Crude Oil Analysis: Oil Waivers Raises Risk of Key Support Break
Oil Price Analysis and News
- Iranian Waivers Ease Supply Shock Concerns
- Surging Oil Supply the World’s Top Producers
- Brent Contango Deepens
Iranian Waivers Ease Supply Shock Concerns
WTI and Brent crude futures continued to trend lower following reports that the US has agreed to let several countries keep purchasing Iranian oil. This also includes Iran’s top buyers, India, South Korea and Japan, while Chinese officials stated that talks were currently ongoing for waivers. As such, this has eased concerns over a potential supply shock from the imposition of oil sanctions on Iran and thus keeping oil prices on a downward spiral. A list of all countries receiving waivers is expected to be released on Monday.
Surging Oil Supply the World’s Top Producers
With Iranian sanctions on the horizon, oil production has been increasingly significantly in recent months from the world’s top producers. Latest data from the Russian Energy Ministry showed that the country increased production to 11.41mbpd to a fresh 30yr high. In the US, crude production posted a record high at 11.2mbpd with production rising at a faster pace than the fracking boom of 2014, while Saudi Arabia is pumping oil at 10.45mbpd and recently stating that they could boost oil supply by 1-2mbpd in the near term. In turn, the top three producers are supplying the market at a record 33.41mbpd. This in turn could keep the pressure on the energy complex.
Brent Contango Deepens
Structurally oil prices remain bearish as the Brent curve moves deeper into contango (Spot price lower than forward price). Consequently, this could see oil prices lower for longer as a contango market suggests a negative roll yield, prompting speculators to hold bearish bets.

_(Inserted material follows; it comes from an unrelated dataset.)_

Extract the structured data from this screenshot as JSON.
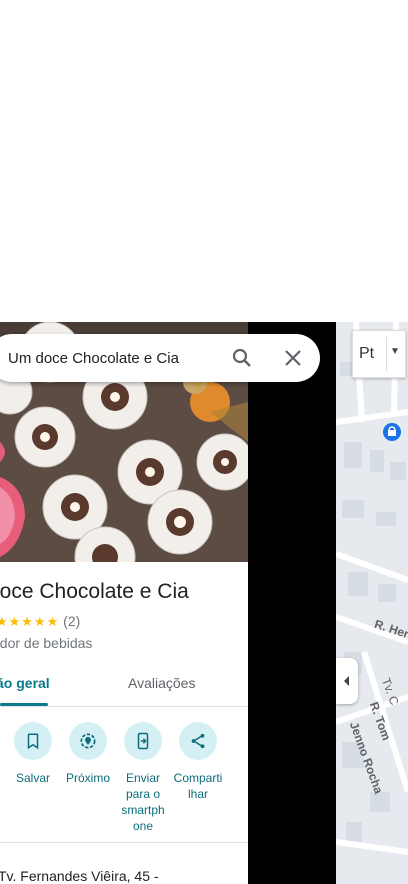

IG CLIENT SENTIMENT Bearish Oil
Traders are further net-long than yesterday and last week, and the combination of current sentiment and recent changes gives us a stronger Oil - US Crude-bearish contrarian trading bias.
Oil Price Chart: Daily Time Frame (Mar 2017-Nov 2018)

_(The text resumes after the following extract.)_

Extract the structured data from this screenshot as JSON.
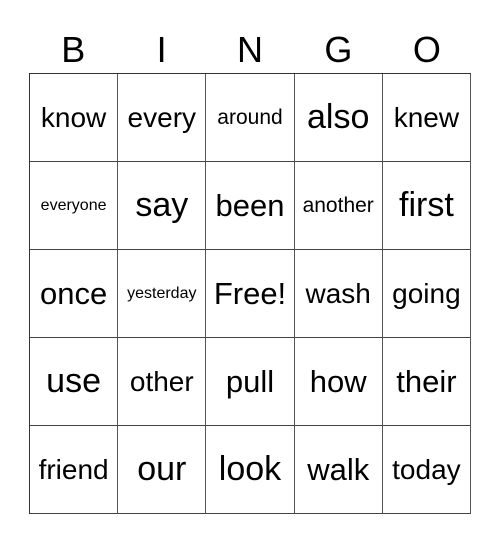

On October 24th I had mentioned that a break of the trendline increases likelihood of hitting $63.27. Yesterday, WTI hit lows of $63.17. As it stands, the 38.2% Fibonacci retracement is offering some support for prices and potentially it may spark a corrective move higher, while RSI hovers in oversold territory. However, with the sentiment increasingly bearish for the energy complex, a bounce back could offer opportunities for bears to make an assault on the $60 level.